The first process is document or content classification, wherein the content of documents and data are identified with ownership credentials and keyword search criteria. Birth certificates, Social Security statements, credit histories, telephone records, bank account transactions--these critical identity markers will be classified in tiers of importance by automated algorithms that mathematically profile the content.
This is followed by an encryption process, wherein the document's content is scrambled according to encryption algorithms. The de-scrambling formula is contained in a group of access-level digital certificates.
The owner or originator of the document will be provided with a digital certificate that allows read access to all elements contained within the content, enabling the owners to view the contents of records about them.
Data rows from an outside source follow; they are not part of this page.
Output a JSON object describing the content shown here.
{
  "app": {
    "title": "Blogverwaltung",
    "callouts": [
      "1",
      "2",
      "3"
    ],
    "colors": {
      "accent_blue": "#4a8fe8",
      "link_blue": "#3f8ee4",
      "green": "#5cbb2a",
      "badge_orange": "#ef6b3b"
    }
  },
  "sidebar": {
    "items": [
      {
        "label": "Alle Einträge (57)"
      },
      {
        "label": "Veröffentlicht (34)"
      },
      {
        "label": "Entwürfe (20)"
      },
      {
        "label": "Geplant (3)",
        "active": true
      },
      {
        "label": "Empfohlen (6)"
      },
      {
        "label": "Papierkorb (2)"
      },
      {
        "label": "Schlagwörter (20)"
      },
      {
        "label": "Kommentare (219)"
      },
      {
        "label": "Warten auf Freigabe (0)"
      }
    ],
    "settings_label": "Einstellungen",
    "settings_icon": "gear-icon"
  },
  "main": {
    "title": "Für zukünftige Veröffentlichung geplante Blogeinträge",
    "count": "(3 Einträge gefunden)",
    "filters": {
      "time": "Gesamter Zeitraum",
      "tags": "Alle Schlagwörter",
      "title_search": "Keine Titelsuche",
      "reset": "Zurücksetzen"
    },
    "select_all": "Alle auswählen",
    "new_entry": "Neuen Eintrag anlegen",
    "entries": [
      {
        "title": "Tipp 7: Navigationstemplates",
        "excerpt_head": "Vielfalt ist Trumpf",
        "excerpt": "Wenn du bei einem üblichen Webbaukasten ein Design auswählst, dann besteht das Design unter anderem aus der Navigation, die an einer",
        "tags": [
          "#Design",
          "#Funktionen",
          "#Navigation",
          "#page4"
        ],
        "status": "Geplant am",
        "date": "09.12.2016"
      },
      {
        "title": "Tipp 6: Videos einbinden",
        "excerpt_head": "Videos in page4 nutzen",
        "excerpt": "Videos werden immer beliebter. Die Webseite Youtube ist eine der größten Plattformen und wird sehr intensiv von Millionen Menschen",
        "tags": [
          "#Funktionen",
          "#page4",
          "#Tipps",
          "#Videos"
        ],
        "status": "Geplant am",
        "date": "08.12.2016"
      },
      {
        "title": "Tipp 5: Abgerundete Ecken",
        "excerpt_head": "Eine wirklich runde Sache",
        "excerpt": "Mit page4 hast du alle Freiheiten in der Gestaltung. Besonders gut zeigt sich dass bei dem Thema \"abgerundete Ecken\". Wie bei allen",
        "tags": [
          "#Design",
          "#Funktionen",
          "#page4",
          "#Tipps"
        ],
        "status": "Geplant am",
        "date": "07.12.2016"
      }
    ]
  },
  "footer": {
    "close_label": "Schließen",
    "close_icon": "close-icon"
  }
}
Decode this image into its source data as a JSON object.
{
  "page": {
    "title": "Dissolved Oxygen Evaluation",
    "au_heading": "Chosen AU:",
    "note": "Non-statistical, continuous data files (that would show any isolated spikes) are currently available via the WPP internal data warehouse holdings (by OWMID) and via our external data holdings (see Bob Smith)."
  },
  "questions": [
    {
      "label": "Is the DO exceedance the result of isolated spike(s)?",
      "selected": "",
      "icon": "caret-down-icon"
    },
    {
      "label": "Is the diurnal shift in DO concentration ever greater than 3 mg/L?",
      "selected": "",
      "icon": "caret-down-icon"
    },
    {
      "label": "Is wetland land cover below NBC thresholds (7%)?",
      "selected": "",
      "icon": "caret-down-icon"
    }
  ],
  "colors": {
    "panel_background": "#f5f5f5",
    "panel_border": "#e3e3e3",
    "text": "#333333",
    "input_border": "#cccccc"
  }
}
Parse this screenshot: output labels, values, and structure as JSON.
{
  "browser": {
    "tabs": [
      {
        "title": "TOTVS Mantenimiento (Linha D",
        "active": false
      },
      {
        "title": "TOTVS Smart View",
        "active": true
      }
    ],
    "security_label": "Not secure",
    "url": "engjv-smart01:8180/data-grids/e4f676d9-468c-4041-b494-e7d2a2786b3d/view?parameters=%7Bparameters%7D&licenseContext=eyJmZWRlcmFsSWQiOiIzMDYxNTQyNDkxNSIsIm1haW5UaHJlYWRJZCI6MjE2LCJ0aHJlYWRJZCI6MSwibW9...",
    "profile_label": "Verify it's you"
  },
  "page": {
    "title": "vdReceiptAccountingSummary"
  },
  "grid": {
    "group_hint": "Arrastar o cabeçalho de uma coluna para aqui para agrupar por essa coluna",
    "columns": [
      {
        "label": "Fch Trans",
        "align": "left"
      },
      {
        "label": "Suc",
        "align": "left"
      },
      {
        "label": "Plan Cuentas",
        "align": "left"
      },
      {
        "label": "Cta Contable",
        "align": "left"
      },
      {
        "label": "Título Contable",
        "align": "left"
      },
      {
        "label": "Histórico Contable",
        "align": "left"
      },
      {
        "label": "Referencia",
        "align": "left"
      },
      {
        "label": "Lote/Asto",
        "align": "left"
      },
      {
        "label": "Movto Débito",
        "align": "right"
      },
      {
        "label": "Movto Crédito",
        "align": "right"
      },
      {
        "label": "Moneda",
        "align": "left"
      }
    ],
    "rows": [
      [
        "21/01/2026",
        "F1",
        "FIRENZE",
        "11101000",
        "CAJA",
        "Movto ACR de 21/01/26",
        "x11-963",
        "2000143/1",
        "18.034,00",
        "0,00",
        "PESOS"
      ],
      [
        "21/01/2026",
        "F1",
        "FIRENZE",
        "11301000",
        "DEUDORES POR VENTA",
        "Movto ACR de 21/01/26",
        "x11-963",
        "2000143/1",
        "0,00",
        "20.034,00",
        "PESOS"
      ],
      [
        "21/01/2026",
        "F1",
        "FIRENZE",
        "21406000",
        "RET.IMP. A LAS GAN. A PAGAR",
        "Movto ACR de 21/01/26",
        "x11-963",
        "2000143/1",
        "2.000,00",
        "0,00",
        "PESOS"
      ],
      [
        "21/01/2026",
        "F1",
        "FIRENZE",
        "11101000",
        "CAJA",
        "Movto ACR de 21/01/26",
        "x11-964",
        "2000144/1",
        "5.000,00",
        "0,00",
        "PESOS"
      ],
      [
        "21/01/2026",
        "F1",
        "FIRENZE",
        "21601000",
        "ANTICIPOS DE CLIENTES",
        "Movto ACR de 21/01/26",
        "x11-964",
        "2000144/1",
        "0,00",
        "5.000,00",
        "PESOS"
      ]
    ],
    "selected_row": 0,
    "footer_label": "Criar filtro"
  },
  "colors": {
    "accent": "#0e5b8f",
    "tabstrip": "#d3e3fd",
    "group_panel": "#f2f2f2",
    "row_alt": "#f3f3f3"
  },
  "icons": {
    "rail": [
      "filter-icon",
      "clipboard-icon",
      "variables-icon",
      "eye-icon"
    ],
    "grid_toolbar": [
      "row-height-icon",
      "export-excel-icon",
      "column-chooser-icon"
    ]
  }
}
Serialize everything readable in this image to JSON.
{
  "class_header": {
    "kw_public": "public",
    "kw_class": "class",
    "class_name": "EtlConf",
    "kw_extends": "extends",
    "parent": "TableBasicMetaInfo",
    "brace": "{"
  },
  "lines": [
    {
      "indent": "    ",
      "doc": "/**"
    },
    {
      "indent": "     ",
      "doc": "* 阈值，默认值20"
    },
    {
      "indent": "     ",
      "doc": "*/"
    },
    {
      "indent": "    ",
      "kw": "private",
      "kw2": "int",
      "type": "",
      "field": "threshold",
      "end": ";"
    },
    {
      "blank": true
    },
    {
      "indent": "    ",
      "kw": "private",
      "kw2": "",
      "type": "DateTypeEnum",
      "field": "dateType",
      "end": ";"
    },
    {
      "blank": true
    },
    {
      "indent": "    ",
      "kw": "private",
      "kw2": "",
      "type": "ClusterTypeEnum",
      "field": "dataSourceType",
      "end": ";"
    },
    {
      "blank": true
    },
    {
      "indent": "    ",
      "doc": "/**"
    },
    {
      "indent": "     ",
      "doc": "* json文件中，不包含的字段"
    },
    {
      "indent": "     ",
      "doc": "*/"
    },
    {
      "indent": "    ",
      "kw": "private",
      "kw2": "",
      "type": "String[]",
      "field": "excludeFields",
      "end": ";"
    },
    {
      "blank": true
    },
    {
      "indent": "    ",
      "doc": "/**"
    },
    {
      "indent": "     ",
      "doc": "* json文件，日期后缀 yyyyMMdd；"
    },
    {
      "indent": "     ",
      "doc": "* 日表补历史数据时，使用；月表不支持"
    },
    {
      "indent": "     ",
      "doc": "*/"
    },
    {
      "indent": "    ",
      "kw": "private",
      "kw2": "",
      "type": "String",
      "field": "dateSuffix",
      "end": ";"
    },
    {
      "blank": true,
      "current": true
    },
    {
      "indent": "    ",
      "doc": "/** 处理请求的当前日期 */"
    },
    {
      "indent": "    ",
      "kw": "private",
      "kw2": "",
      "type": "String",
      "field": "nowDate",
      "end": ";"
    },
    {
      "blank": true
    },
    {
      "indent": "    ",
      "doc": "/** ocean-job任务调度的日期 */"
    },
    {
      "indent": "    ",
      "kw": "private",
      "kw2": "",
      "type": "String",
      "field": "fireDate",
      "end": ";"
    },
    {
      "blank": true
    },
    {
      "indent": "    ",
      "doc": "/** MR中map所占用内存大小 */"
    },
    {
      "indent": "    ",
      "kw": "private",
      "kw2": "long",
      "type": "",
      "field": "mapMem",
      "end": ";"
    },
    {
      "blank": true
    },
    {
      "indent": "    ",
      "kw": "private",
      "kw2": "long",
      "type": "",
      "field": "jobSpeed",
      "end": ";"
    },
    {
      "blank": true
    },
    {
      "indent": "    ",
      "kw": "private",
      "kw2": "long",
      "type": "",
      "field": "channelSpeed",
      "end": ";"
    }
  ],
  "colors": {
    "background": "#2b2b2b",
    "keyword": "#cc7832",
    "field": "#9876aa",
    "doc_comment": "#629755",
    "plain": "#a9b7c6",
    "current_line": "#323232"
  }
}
However, once archived, the owner cannot change the content itself without going through a legal procedure.
Various other certificates, with different security levels, will grant access to specific areas of the document without compromising the identity or the confidentiality of the document's owner.
Searching Securely with Confidentiality
Using this kind security encryption/classification process, government employees with the appropriate access certificate would be allowed to progressively search and retrieve the confidential content contained within the documents at graduated levels of clearance, using keyword searches that are based upon their official access level. Implementing this technology, an agency could construct a database for correlation of specific types of data, collaborate with other agencies, and still shield the originators or owners of the content from identity theft.
Tomorrow from Today
Today, this kind of content management technology is still very rudimentary. Indeed, the very scope of classifying all the digital information that passes through our networks is a mind-boggling undertaking.
Yet, as more and more of the vital information that runs our companies passes through the digital network--as well as our own personal information--the more it becomes a necessity for technology to thread a needle between demands for increased collaboration on the one hand and the requirements for increased personal confidentiality on the other.
Laws like SOX help corporations verify that the claims made to shareholders are accurate and complete, and document management systems like those used on the iSeries are significantly assisting in that effort. Yet increased collaboration brings also the threat of theft of important information, and securing the well-being of individuals is also a requirement. So while better document management solutions help us to build the network for collaboration, in the future, content management technologies will help us to secure it from abuse.
Thomas M. Stockwell is Editor in Chief of MC Press, LP.